In questo senso, anche l’apparente monocromo di Berlingeri sta a dimostrare che nessun bianco è solamente bianco e che nessun blu è solamente blu. Perciò l’artista calabrese affida l’apparente quiete del singolo colore – astratto, semplice e ipostatizzato – al movimento di un tempo che, solo, avrebbe potuto in qualche modo ‘piegarlo’; piegandolo e muovendolo in virtù di un sommovimento impercettibile che, brulicante sotto la sua quiete apparente, ci parla proprio dell’invisibile… di un invisibile già da sempre intento ad insufflare il proprio incoercibile spirito di vita sulla morta datità di quel che sembra comunque darsi a vedere.Certo, colori puri e fondamentali sono i suoi; parole mute di un fondamento che, “pur piegandosi” alle leggi della visibilità, sembra riuscire a manifestarsi, anche senza trovarsi costretto a rinunciare ad alcunché della propria sconfinata potenza. Parole mute che comunque non vengono incorniciate dall’opera – essendo proprio quest’ultima, piuttosto, a lasciarsi incorniciare dal reale… ossia, da una realtà sempre “impura”, in
quanto frutto di mescolanza e confusione. E sempre volta ad indicare se medesima come pura ‘piega’; esibendo per un verso la propria vera natura, ma riuscendo, per un altro verso, a farsi rappresentare finanche dalle ferite determinate e oggettivate che ne disegnano silenziose la trama… facendosi, in ogni caso,mappa di un mondo disperatamente agognato nella sua interezza.
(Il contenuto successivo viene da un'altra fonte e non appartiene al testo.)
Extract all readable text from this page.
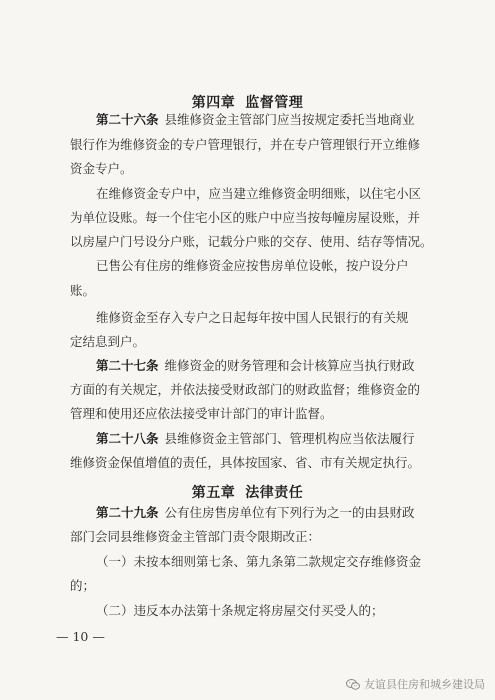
第四章 监督管理
第二十六条 县维修资金主管部门应当按规定委托当地商业
银行作为维修资金的专户管理银行，并在专户管理银行开立维修
资金专户。
在维修资金专户中，应当建立维修资金明细账，以住宅小区
为单位设账。每一个住宅小区的账户中应当按每幢房屋设账，并
以房屋户门号设分户账，记载分户账的交存、使用、结存等情况。
已售公有住房的维修资金应按售房单位设帐，按户设分户
账。
维修资金至存入专户之日起每年按中国人民银行的有关规
定结息到户。
第二十七条 维修资金的财务管理和会计核算应当执行财政
方面的有关规定，并依法接受财政部门的财政监督；维修资金的
管理和使用还应依法接受审计部门的审计监督。
第二十八条 县维修资金主管部门、管理机构应当依法履行
维修资金保值增值的责任，具体按国家、省、市有关规定执行。
第五章 法律责任
第二十九条 公有住房售房单位有下列行为之一的由县财政
部门会同县维修资金主管部门责令限期改正：
（一）未按本细则第七条、第九条第二款规定交存维修资金
的；
（二）违反本办法第十条规定将房屋交付买受人的；
— 10 —
友谊县住房和城乡建设局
Ma saldamente ancorato alla sua inabbracciabile ‘parzialità’; che non potremo mai stringere tra le braccia, se non circoscrivendone i fantasmi di cui solo l’opera può farsi reale portatrice e gelosa custode. Quelli stessi che Berlingeri continua ad evocare come un vero e proprio officiante; attento al proprio rito, alle sue regole, ma soprattutto al mistero di cui sa di dover ogni volta far rivivere l’irrinunciabile incanto e l’inesauribile “necessità”.